Canon has worked this out and made a foray into DX-sized mirrorless, even after their M4/3-sized (or so) sensor in the G1 X. Nikon should and I believe will do the same, yet in the meantime both companies have lost a lot of sales to the mirrorless makers, customers that it may be hard to win back in many cases. The reason for the neglect, to ‘push people’ to FX, a format they may really neither want nor need (except for specialised applications), a format that the D800 has shown needs the very best lenses to function well at higher pixel densities, is a very risky proposition. Other brands are making the DX primes and even wonderful zooms to go with them.
I have friends who say they don’t mind about weight, but then their actions speak louder than words, when they tend to use lighter lenses, or a smaller camera, given the chance.

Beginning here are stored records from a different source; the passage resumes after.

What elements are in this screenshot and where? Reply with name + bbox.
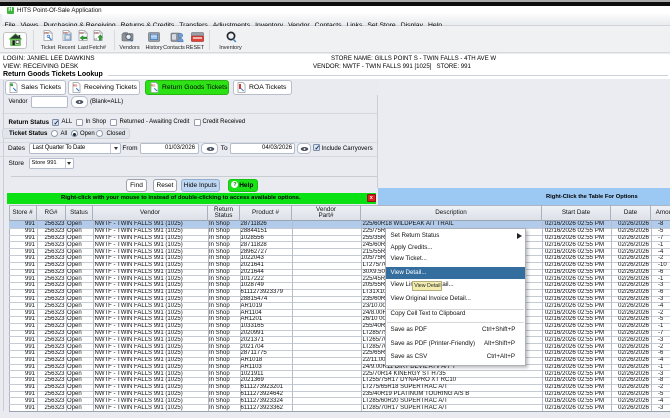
svg-text:RG: RG — [151, 83, 156, 87]
svg-text:LK: LK — [94, 37, 97, 41]
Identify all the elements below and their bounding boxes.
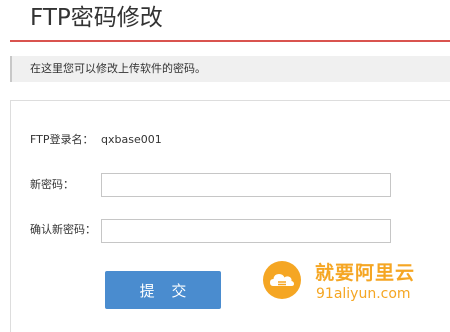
watermark-url: 91aliyun.com	[316, 286, 411, 302]
cloud-icon	[263, 261, 301, 299]
info-text: 在这里您可以修改上传软件的密码。	[30, 62, 206, 75]
confirm-password-label: 确认新密码：	[30, 223, 96, 236]
confirm-password-field[interactable]	[101, 219, 391, 243]
title-divider	[10, 40, 450, 42]
ftp-login-value: qxbase001	[101, 133, 162, 146]
new-password-label: 新密码：	[30, 178, 74, 191]
submit-button[interactable]: 提 交	[105, 271, 221, 309]
watermark: 就要阿里云 91aliyun.com	[262, 256, 442, 306]
new-password-field[interactable]	[101, 173, 391, 197]
ftp-login-label: FTP登录名：	[30, 133, 94, 146]
info-bar: 在这里您可以修改上传软件的密码。	[10, 56, 450, 82]
page-title: FTP密码修改	[30, 5, 163, 31]
watermark-title: 就要阿里云	[315, 262, 416, 284]
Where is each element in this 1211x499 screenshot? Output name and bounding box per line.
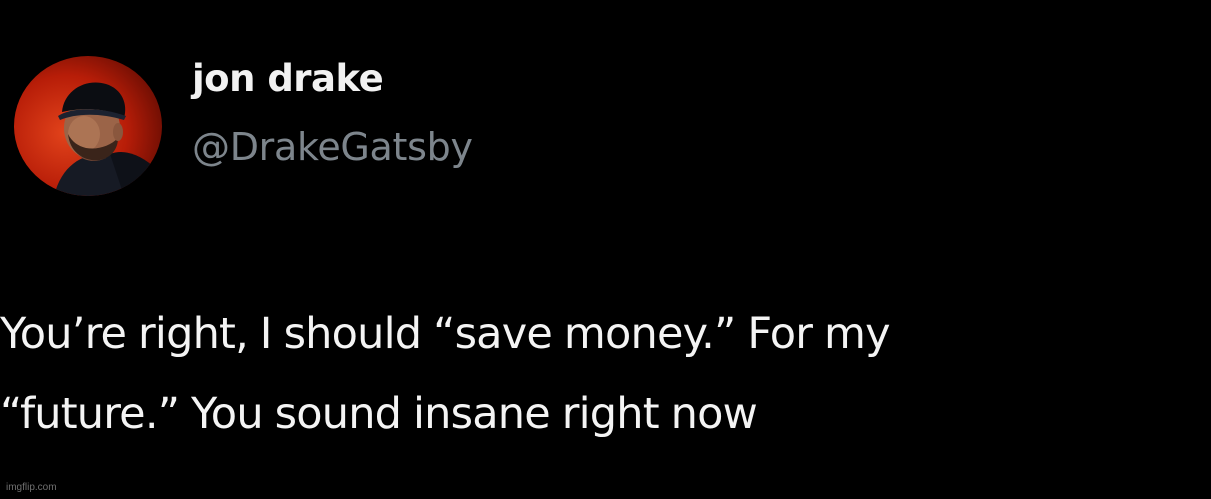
tweet-text-line: You’re right, I should “save money.” For… (0, 309, 891, 359)
avatar[interactable] (14, 56, 162, 196)
tweet-text: You’re right, I should “save money.” For… (0, 294, 1211, 454)
author-handle[interactable]: @DrakeGatsby (192, 128, 473, 166)
watermark: imgflip.com (6, 482, 57, 493)
tweet-text-line: “future.” You sound insane right now (0, 389, 758, 439)
author-display-name[interactable]: jon drake (192, 60, 384, 97)
avatar-photo-icon (14, 56, 162, 196)
tweet-card: jon drake @DrakeGatsby You’re right, I s… (0, 0, 1211, 499)
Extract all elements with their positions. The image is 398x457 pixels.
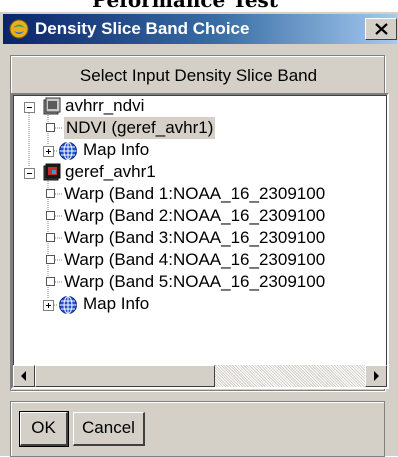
band-tree[interactable]: avhrr_ndvi NDVI (geref_avhr1) Map Info g… bbox=[11, 93, 389, 389]
tree-node-mapinfo[interactable]: Map Info bbox=[83, 293, 149, 315]
horizontal-scrollbar[interactable] bbox=[13, 365, 387, 387]
band-icon bbox=[46, 189, 55, 198]
window-title: Density Slice Band Choice bbox=[35, 19, 250, 38]
scroll-right-icon bbox=[374, 371, 379, 381]
band-icon bbox=[46, 277, 55, 286]
scroll-left-button[interactable] bbox=[13, 365, 35, 387]
expand-toggle[interactable] bbox=[43, 146, 54, 157]
tree-node-band[interactable]: Warp (Band 1:NOAA_16_2309100 bbox=[64, 183, 325, 205]
top-strip-text: Peformance Test bbox=[92, 0, 279, 12]
band-icon bbox=[46, 123, 55, 132]
tree-node-band[interactable]: Warp (Band 4:NOAA_16_2309100 bbox=[64, 249, 325, 271]
scroll-right-button[interactable] bbox=[365, 365, 387, 387]
globe-icon bbox=[59, 142, 77, 160]
app-icon bbox=[9, 19, 29, 39]
top-strip: Peformance Test bbox=[0, 0, 398, 12]
cancel-button[interactable]: Cancel bbox=[73, 412, 145, 446]
band-icon bbox=[46, 233, 55, 242]
ok-button[interactable]: OK bbox=[19, 411, 69, 447]
tree-node-band[interactable]: Warp (Band 5:NOAA_16_2309100 bbox=[64, 271, 325, 293]
globe-icon bbox=[59, 296, 77, 314]
band-icon bbox=[46, 255, 55, 264]
raster-file-icon bbox=[43, 163, 61, 181]
tree-node-band[interactable]: Warp (Band 2:NOAA_16_2309100 bbox=[64, 205, 325, 227]
band-icon bbox=[46, 211, 55, 220]
tree-node-file[interactable]: geref_avhr1 bbox=[65, 161, 156, 183]
close-button[interactable] bbox=[365, 18, 397, 40]
close-icon bbox=[375, 23, 388, 35]
tree-node-band-selected[interactable]: NDVI (geref_avhr1) bbox=[64, 117, 216, 139]
raster-file-icon bbox=[43, 97, 61, 115]
collapse-toggle[interactable] bbox=[24, 168, 35, 179]
tree-node-mapinfo[interactable]: Map Info bbox=[83, 139, 149, 161]
tree-node-band[interactable]: Warp (Band 3:NOAA_16_2309100 bbox=[64, 227, 325, 249]
scroll-thumb[interactable] bbox=[35, 365, 215, 387]
group-label: Select Input Density Slice Band bbox=[79, 66, 318, 85]
expand-toggle[interactable] bbox=[43, 300, 54, 311]
dialog-window: Density Slice Band Choice Select Input D… bbox=[0, 12, 398, 457]
button-bar: OK Cancel bbox=[10, 401, 385, 457]
title-bar[interactable]: Density Slice Band Choice bbox=[3, 14, 397, 44]
collapse-toggle[interactable] bbox=[24, 102, 35, 113]
tree-node-file[interactable]: avhrr_ndvi bbox=[65, 95, 144, 117]
scroll-left-icon bbox=[21, 371, 26, 381]
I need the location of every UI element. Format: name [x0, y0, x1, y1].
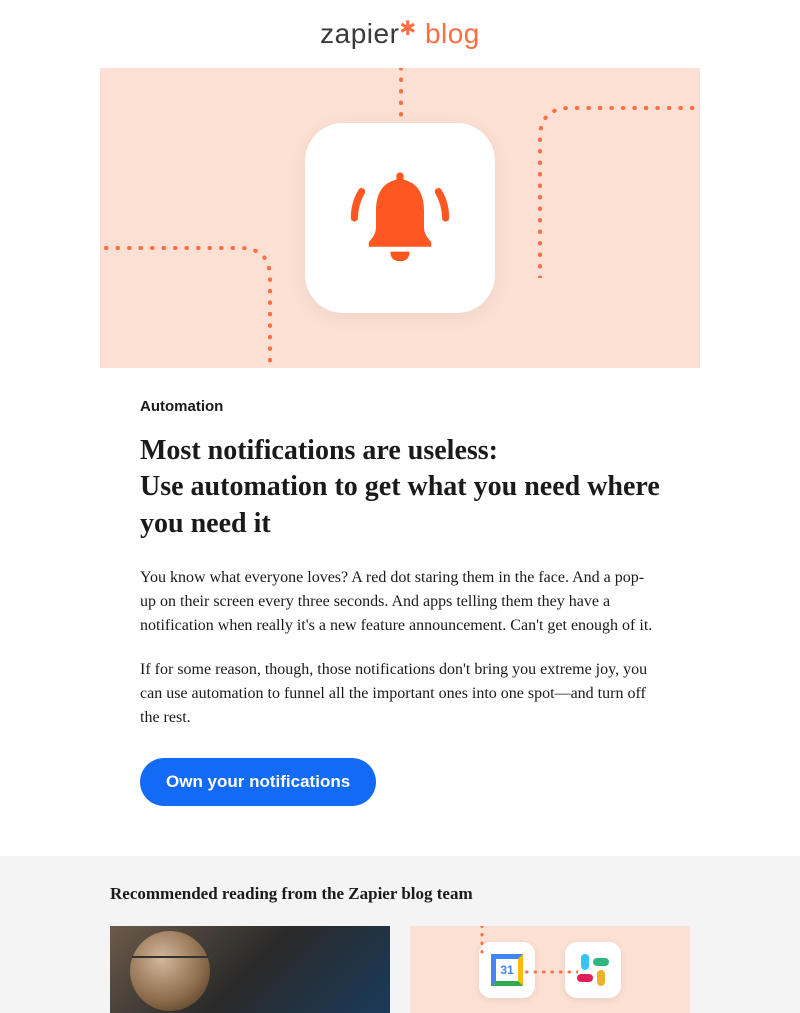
- asterisk-icon: ✱: [399, 18, 416, 40]
- title-line-2: Use automation to get what you need wher…: [140, 469, 660, 542]
- dotted-path-left: [100, 208, 320, 368]
- logo-text: zapier✱ blog: [320, 18, 480, 50]
- hero-wrapper: [0, 68, 800, 368]
- article-content: Automation Most notifications are useles…: [0, 368, 800, 856]
- logo[interactable]: zapier✱ blog: [320, 18, 480, 50]
- hero-image: [100, 68, 700, 368]
- person-photo: [130, 931, 210, 1011]
- dotted-path-center: [396, 68, 406, 128]
- dotted-path-mini-mid: [518, 968, 578, 976]
- article-title: Most notifications are useless: Use auto…: [140, 433, 660, 542]
- logo-suffix: blog: [425, 18, 480, 49]
- recommended-section: Recommended reading from the Zapier blog…: [0, 856, 800, 1013]
- cta-button[interactable]: Own your notifications: [140, 758, 376, 806]
- bell-icon: [340, 158, 460, 278]
- article-category: Automation: [140, 398, 660, 415]
- article-paragraph-1: You know what everyone loves? A red dot …: [140, 566, 660, 638]
- dotted-path-mini-top: [478, 926, 486, 956]
- glasses-icon: [132, 956, 208, 958]
- logo-brand: zapier: [320, 18, 399, 49]
- calendar-day-label: 31: [491, 954, 523, 986]
- bell-card: [305, 123, 495, 313]
- recommended-heading: Recommended reading from the Zapier blog…: [110, 884, 690, 904]
- article-paragraph-2: If for some reason, though, those notifi…: [140, 658, 660, 730]
- title-line-1: Most notifications are useless:: [140, 433, 660, 469]
- header: zapier✱ blog: [0, 0, 800, 68]
- dotted-path-right: [510, 78, 700, 278]
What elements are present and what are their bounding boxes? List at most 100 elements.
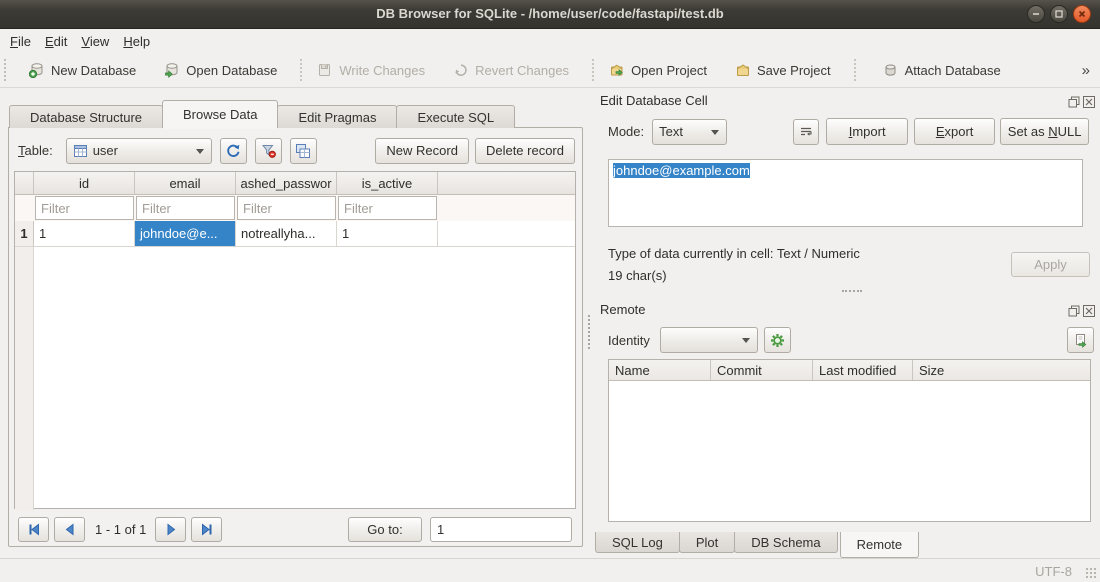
word-wrap-button[interactable] <box>793 119 819 145</box>
minimize-button[interactable] <box>1027 5 1045 23</box>
new-record-button[interactable]: New Record <box>375 138 469 164</box>
clone-database-button[interactable] <box>1067 327 1094 353</box>
cell-is-active[interactable]: 1 <box>337 221 438 246</box>
filter-input-hashed-password[interactable] <box>237 196 336 220</box>
grid-filter-row <box>15 195 575 221</box>
remote-column-size[interactable]: Size <box>913 360 1090 380</box>
set-as-null-button[interactable]: Set as NULL <box>1000 118 1089 145</box>
grid-header: id email ashed_passwor is_active <box>15 172 575 195</box>
vertical-splitter-handle[interactable] <box>588 315 590 349</box>
toolbar-drag-handle[interactable] <box>4 59 6 81</box>
clear-filters-button[interactable] <box>255 138 282 164</box>
apply-button[interactable]: Apply <box>1011 252 1090 277</box>
new-database-button[interactable]: New Database <box>24 58 141 82</box>
tab-edit-pragmas[interactable]: Edit Pragmas <box>277 105 397 128</box>
remote-column-name[interactable]: Name <box>609 360 711 380</box>
float-dock-button[interactable] <box>1067 304 1080 317</box>
resize-grip[interactable] <box>1085 567 1097 579</box>
table-selector[interactable]: user <box>66 138 212 164</box>
goto-input[interactable] <box>430 517 572 542</box>
maximize-button[interactable] <box>1050 5 1068 23</box>
manage-identities-button[interactable] <box>764 327 791 353</box>
save-project-button[interactable]: Save Project <box>730 58 836 82</box>
main-tab-bar: Database Structure Browse Data Edit Prag… <box>9 100 514 128</box>
next-record-button[interactable] <box>155 517 186 542</box>
clone-database-icon <box>1073 333 1088 348</box>
column-header-email[interactable]: email <box>135 172 236 194</box>
identity-label: Identity <box>608 333 650 348</box>
delete-record-button[interactable]: Delete record <box>475 138 575 164</box>
table-icon <box>73 144 88 158</box>
close-button[interactable] <box>1073 5 1091 23</box>
close-dock-button[interactable] <box>1082 304 1095 317</box>
first-record-icon <box>27 523 41 536</box>
refresh-icon <box>225 143 241 159</box>
browse-data-panel: Table: user New Record Delete record id … <box>8 127 583 547</box>
export-button[interactable]: Export <box>914 118 995 145</box>
column-header-hashed-password[interactable]: ashed_passwor <box>236 172 337 194</box>
float-dock-button[interactable] <box>1067 95 1080 108</box>
revert-changes-icon <box>453 62 469 78</box>
previous-record-button[interactable] <box>54 517 85 542</box>
identity-row: Identity <box>608 327 1094 353</box>
identity-selector[interactable] <box>660 327 758 353</box>
row-header[interactable]: 1 <box>15 221 34 246</box>
gear-icon <box>770 333 785 348</box>
tab-database-structure[interactable]: Database Structure <box>9 105 163 128</box>
save-project-icon <box>735 62 751 78</box>
close-icon <box>1077 9 1087 19</box>
tab-plot[interactable]: Plot <box>679 532 735 553</box>
table-label: Table: <box>18 143 53 158</box>
status-bar: UTF-8 <box>0 558 1100 582</box>
window-title: DB Browser for SQLite - /home/user/code/… <box>0 6 1100 21</box>
tab-remote[interactable]: Remote <box>840 532 920 558</box>
column-header-is-active[interactable]: is_active <box>337 172 438 194</box>
row-header-strip <box>15 247 34 510</box>
toolbar-separator <box>592 59 594 81</box>
cell-editor[interactable]: johndoe@example.com <box>608 159 1083 227</box>
cell-email-selected[interactable]: johndoe@e... <box>135 221 236 246</box>
last-record-button[interactable] <box>191 517 222 542</box>
open-project-icon <box>609 62 625 78</box>
attach-database-icon <box>883 62 899 78</box>
attach-database-button[interactable]: Attach Database <box>878 58 1006 82</box>
menu-view[interactable]: View <box>74 31 116 52</box>
column-header-id[interactable]: id <box>34 172 135 194</box>
tab-execute-sql[interactable]: Execute SQL <box>396 105 515 128</box>
import-button[interactable]: Import <box>826 118 908 145</box>
toolbar-overflow-button[interactable]: » <box>1082 62 1090 79</box>
open-database-button[interactable]: Open Database <box>159 58 282 82</box>
edit-cell-dock-title: Edit Database Cell <box>600 93 708 108</box>
cell-hashed-password[interactable]: notreallyha... <box>236 221 337 246</box>
new-database-icon <box>29 62 45 78</box>
remote-column-last-modified[interactable]: Last modified <box>813 360 913 380</box>
cell-id[interactable]: 1 <box>34 221 135 246</box>
mode-selector[interactable]: Text <box>652 119 727 145</box>
filter-input-id[interactable] <box>35 196 134 220</box>
tab-browse-data[interactable]: Browse Data <box>162 100 278 128</box>
cell-value: johndoe@example.com <box>613 163 750 178</box>
menu-help[interactable]: Help <box>116 31 157 52</box>
open-project-button[interactable]: Open Project <box>604 58 712 82</box>
write-changes-button: Write Changes <box>312 58 430 82</box>
menu-edit[interactable]: Edit <box>38 31 74 52</box>
revert-changes-button: Revert Changes <box>448 58 574 82</box>
remote-column-commit[interactable]: Commit <box>711 360 813 380</box>
word-wrap-icon <box>799 125 813 139</box>
first-record-button[interactable] <box>18 517 49 542</box>
minimize-icon <box>1031 9 1041 19</box>
horizontal-splitter-handle[interactable] <box>842 290 862 292</box>
tab-db-schema[interactable]: DB Schema <box>734 532 837 553</box>
filter-input-is-active[interactable] <box>338 196 437 220</box>
tab-sql-log[interactable]: SQL Log <box>595 532 680 553</box>
close-dock-button[interactable] <box>1082 95 1095 108</box>
menu-bar: File Edit View Help <box>0 30 1100 53</box>
menu-file[interactable]: File <box>3 31 38 52</box>
save-table-button[interactable] <box>290 138 317 164</box>
remote-table: Name Commit Last modified Size <box>608 359 1091 522</box>
goto-button[interactable]: Go to: <box>348 517 422 542</box>
refresh-button[interactable] <box>220 138 247 164</box>
title-bar[interactable]: DB Browser for SQLite - /home/user/code/… <box>0 0 1100 29</box>
last-record-icon <box>200 523 214 536</box>
filter-input-email[interactable] <box>136 196 235 220</box>
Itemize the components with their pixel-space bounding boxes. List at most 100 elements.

People with D700s and a 24-70 f/2.8 are picking up an Olympus OM5 (or Panasonic G1X) and saying, “Hey, this does everything I need to and without the chiropractor!” I think the D600 will be a wonderful camera and open up FX, with it’s fantastic control over depth of field, to a lot more people, yet it will never be as mainstream as, say, the D7000, or even more so, the D3100, or D3XXX. Beautiful, sharp, small primes are the future for enthusiasts. People who salivate over Leica will flock to Fujifilm or others offering something similar. In refusing to offer them and making ever-larger lenses instead, Nikon is looking to the past, to mediums format’s mantra of ‘quality at any size’ for inspiration, ignoring a huge and growing market segment as it does so.
And no, in case anyone is wondering, the Nikon 1 as it stands now is in no position to rectify this! Perhaps some time in the misty future when ultra-bright lenses are easily made and it can achieve depth of field control. I’m sure it can offer more than adequate resolution and even dynamic range (just look at the warm response to Sony’s recent RX100). Yet to offer the control over depth of field a larger format has on, say, an f/1.4 lens is talking f/0.8, or even less. Sorry if my maths are out, but whatever the exact figure, it’s science fiction with today’s technology and for me, at least, some control over depth of field and the resulting ‘bokeh’ is essential.
Looking forward to the far future and yes, of course the Nikon 1 system could reign supreme, with unimaginably good sensors and the lenses o take advantage of them. If Leica can make small yet immaculate primes for generations, it must be possible! But so far, no-one has been able to do so affordably. If a format lives or dies with its lenses, we will be waiting years for the 1 system to mature and for this user, at least, it makes more sense to use other systems like NEX or M4/3 in the meantime, alongside my trusty, yet also evolving, DSLRs.